Nepal in peak season means conga lines of trekkers snaking uphill. Instead of being irritated by crowds everyone is in good humor today. An umbrella of peace covers this mountain. Before we know it, we’re on the ridge above Dingboche, looking far below upon green and red roofs.IMG_0665

I sit on a flat-topped boulder, wanting time to mentally chart the stacked rock cairns and prayer flags gently moving in the wind. This is holy ground.

 Within minutes I see my celestial companion, the Steppe Eagle, with a wing span of 5.4-7.1 feet. Although there are 22 species of raptors in Nepal, the Steppes are the only ones who accompany us on our daily trek. Their spirit sign is courage, wisdom, strength, and they carry messages from earth to God. I breath deep and smile. My intentions float up. 

But I don’t dally long. The number of people heading uphill is growing and I don’t want to miss the stupa or have my photos obstructed. It will prove difficult to photograph with the crowds already here.

All too soon it’s time to descend back to town. We’re all anxious to wander around the village.

Some friends are heading to a bakery with good internet. But my heart is intent on other things. Earlier in the day, I heard the clinking of metal hammers on stone. Masons take rocks and bang away until they are transformed into square building blocks. Evidently, it’s cheaper to have men pound raw material than carry bricks from Lukla. 

I’m lucky to catch two tradesmen who hauled merchandise here and are selling their wares to shopkeepers. No wonder the price of bottled water has doubled. 

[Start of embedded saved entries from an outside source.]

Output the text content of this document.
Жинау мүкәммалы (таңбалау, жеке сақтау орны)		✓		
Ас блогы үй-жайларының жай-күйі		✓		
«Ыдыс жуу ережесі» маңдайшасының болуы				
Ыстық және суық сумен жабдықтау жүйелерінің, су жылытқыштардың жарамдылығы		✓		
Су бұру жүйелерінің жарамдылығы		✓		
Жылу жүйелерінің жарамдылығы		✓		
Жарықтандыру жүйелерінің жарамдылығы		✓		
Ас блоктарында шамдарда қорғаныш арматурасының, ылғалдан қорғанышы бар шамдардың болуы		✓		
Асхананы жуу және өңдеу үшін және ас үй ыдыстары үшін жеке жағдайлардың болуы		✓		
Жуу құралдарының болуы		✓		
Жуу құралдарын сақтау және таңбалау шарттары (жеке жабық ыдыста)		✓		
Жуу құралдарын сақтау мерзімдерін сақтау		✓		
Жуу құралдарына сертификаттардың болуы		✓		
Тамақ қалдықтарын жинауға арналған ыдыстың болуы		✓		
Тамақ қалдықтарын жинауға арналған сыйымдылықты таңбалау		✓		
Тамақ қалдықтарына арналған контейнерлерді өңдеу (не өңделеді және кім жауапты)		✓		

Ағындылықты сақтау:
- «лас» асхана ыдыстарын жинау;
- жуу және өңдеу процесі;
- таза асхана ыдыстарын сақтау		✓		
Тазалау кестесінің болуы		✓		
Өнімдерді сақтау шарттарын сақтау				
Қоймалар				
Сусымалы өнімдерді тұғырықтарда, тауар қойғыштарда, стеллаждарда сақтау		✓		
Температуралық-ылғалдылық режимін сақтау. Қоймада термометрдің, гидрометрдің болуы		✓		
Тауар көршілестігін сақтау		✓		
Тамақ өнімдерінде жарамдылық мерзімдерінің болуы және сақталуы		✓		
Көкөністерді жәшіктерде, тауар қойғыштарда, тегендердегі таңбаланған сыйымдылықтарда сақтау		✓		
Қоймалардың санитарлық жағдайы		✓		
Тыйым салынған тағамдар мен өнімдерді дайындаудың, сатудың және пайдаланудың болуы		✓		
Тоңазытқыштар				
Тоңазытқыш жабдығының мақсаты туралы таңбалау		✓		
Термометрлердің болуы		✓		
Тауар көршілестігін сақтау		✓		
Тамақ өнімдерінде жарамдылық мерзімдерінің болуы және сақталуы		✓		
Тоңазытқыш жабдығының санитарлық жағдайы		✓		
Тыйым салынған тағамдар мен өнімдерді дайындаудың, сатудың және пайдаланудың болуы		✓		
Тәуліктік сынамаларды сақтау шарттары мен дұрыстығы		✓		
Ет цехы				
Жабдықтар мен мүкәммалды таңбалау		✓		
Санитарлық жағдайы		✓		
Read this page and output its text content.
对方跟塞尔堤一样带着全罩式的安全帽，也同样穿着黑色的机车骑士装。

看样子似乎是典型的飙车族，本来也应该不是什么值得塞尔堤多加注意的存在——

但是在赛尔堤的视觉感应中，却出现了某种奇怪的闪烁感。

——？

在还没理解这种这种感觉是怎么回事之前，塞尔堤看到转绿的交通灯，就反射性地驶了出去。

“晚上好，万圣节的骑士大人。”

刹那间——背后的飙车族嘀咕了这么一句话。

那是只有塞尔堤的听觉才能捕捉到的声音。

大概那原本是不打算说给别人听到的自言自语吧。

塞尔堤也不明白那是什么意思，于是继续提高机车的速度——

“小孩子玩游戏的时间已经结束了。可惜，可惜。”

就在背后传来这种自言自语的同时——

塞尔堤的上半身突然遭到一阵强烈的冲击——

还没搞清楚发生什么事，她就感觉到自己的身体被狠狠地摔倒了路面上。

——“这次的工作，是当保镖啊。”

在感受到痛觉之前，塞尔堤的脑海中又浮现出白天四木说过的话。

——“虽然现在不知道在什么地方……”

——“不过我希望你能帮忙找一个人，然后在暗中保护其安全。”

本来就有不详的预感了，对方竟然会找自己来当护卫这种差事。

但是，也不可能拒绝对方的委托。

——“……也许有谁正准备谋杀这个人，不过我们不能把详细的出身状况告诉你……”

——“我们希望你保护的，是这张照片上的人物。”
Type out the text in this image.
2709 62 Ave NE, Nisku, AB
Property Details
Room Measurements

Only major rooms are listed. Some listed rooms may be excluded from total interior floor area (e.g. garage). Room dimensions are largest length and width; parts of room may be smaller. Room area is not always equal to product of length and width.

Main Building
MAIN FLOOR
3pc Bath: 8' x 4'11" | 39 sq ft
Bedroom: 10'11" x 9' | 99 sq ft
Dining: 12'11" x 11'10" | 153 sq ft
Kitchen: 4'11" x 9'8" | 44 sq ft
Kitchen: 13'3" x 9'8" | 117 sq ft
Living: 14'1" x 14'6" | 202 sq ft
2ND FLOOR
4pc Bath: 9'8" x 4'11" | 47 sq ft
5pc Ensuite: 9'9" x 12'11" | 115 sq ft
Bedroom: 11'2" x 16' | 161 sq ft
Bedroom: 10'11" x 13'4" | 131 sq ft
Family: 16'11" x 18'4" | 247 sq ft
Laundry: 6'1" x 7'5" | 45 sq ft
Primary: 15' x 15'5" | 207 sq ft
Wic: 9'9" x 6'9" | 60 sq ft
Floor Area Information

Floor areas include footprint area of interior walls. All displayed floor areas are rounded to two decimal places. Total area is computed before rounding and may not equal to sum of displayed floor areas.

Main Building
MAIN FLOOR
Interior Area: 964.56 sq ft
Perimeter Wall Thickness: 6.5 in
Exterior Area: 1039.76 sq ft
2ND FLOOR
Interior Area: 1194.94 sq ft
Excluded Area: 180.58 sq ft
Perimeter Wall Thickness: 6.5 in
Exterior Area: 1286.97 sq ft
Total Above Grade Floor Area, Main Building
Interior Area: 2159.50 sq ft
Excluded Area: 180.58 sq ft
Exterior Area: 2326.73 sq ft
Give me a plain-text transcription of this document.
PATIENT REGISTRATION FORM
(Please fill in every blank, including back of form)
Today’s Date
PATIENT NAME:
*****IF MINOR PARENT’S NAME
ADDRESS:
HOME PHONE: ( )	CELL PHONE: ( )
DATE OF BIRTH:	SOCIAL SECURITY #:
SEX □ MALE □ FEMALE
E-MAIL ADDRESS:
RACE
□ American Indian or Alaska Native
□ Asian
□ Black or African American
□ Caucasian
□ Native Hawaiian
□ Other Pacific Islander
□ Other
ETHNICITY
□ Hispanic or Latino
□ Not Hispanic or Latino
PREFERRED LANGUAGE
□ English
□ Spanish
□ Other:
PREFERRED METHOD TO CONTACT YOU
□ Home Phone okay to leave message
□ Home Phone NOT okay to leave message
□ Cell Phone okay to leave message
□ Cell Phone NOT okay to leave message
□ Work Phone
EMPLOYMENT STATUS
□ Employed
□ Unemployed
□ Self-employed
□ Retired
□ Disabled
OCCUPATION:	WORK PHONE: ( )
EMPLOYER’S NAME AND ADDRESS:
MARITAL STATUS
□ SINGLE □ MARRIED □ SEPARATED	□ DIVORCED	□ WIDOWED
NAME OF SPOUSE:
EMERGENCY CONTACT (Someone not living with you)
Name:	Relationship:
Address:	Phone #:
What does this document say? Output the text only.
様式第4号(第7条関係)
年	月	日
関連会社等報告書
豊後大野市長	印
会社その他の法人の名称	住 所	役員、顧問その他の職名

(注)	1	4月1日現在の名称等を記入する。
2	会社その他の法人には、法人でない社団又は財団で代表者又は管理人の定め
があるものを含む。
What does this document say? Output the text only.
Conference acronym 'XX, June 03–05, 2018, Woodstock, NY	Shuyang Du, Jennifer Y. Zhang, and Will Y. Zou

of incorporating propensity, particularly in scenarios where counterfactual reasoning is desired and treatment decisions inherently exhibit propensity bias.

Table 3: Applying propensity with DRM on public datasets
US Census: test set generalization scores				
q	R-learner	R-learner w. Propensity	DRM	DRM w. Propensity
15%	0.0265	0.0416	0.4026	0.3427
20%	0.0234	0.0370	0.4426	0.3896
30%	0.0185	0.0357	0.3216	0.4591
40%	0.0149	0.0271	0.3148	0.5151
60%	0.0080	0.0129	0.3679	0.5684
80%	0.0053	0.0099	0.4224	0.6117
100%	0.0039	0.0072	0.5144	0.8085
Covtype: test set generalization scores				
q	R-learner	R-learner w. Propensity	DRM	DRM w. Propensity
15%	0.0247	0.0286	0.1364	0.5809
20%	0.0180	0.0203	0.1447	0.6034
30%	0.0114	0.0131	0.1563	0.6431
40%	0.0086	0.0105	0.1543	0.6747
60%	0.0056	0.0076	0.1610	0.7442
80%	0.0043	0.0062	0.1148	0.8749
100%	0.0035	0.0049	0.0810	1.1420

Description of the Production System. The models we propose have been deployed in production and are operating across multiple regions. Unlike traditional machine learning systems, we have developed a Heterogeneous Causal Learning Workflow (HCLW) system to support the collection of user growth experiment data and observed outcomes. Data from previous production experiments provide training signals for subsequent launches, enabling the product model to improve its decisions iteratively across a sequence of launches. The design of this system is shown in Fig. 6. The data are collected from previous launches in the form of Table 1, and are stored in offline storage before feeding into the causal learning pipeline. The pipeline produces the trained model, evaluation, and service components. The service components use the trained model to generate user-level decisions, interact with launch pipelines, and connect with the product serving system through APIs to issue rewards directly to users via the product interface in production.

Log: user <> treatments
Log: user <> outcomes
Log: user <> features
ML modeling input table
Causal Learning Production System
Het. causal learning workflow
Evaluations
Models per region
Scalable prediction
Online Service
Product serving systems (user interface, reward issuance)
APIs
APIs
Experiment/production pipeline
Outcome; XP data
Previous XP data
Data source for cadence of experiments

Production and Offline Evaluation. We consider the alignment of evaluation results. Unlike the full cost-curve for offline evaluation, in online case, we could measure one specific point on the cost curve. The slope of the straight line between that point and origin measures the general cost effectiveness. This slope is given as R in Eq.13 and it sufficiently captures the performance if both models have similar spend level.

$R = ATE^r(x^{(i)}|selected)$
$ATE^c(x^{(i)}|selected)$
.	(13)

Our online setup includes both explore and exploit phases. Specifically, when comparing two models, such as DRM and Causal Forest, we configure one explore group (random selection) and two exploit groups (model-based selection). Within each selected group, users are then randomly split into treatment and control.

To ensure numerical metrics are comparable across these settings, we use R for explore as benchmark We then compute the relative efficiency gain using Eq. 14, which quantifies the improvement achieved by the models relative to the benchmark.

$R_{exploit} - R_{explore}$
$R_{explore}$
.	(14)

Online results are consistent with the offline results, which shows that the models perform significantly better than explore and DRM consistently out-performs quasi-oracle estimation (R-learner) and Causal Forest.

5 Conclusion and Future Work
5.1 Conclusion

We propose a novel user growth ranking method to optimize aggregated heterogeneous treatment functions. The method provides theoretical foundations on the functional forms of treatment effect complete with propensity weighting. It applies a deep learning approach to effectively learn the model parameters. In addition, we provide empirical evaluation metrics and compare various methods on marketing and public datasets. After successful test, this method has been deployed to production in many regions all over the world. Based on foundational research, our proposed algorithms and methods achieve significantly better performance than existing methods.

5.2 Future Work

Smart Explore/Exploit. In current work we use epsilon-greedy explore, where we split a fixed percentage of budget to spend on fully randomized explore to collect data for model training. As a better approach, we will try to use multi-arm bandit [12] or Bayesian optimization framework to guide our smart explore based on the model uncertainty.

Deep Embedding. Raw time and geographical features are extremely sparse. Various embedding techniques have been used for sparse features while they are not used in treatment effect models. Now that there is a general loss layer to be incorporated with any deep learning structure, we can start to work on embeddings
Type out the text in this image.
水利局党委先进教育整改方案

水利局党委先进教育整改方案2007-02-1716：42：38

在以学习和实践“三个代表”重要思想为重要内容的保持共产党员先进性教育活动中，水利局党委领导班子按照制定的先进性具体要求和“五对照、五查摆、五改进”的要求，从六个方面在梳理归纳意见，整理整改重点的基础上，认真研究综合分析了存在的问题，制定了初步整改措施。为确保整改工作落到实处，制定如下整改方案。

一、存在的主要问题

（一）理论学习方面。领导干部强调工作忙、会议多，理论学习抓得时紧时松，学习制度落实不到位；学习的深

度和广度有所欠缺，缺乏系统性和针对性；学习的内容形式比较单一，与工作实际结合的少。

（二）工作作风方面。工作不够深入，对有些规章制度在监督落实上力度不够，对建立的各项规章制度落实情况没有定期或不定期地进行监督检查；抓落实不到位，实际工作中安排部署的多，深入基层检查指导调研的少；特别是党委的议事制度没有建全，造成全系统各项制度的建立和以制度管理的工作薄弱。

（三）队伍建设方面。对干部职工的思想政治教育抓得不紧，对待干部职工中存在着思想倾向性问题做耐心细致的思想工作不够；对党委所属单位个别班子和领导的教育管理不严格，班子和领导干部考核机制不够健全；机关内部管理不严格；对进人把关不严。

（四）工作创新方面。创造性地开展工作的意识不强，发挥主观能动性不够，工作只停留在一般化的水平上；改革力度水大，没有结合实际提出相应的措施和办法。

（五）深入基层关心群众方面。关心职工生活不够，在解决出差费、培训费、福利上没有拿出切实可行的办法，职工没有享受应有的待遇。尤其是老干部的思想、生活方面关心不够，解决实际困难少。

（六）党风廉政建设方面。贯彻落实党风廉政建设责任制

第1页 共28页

 I see my first solar heater used to boil water. This will also become a common sight at our next stops. I look for children, but don’t see any. This will prove true for every village higher up. Are they at boarding school at lower elevation or do they live at remote farms?

At dinner, we hear about a man needing emergency evacuation for altitude problems. I’d mark Dingboche as the line where the compromised will peel away from the strong. From here onwards, this amazing beautiful place will become more harsh and physically dangerous. Go with grace and God Speed.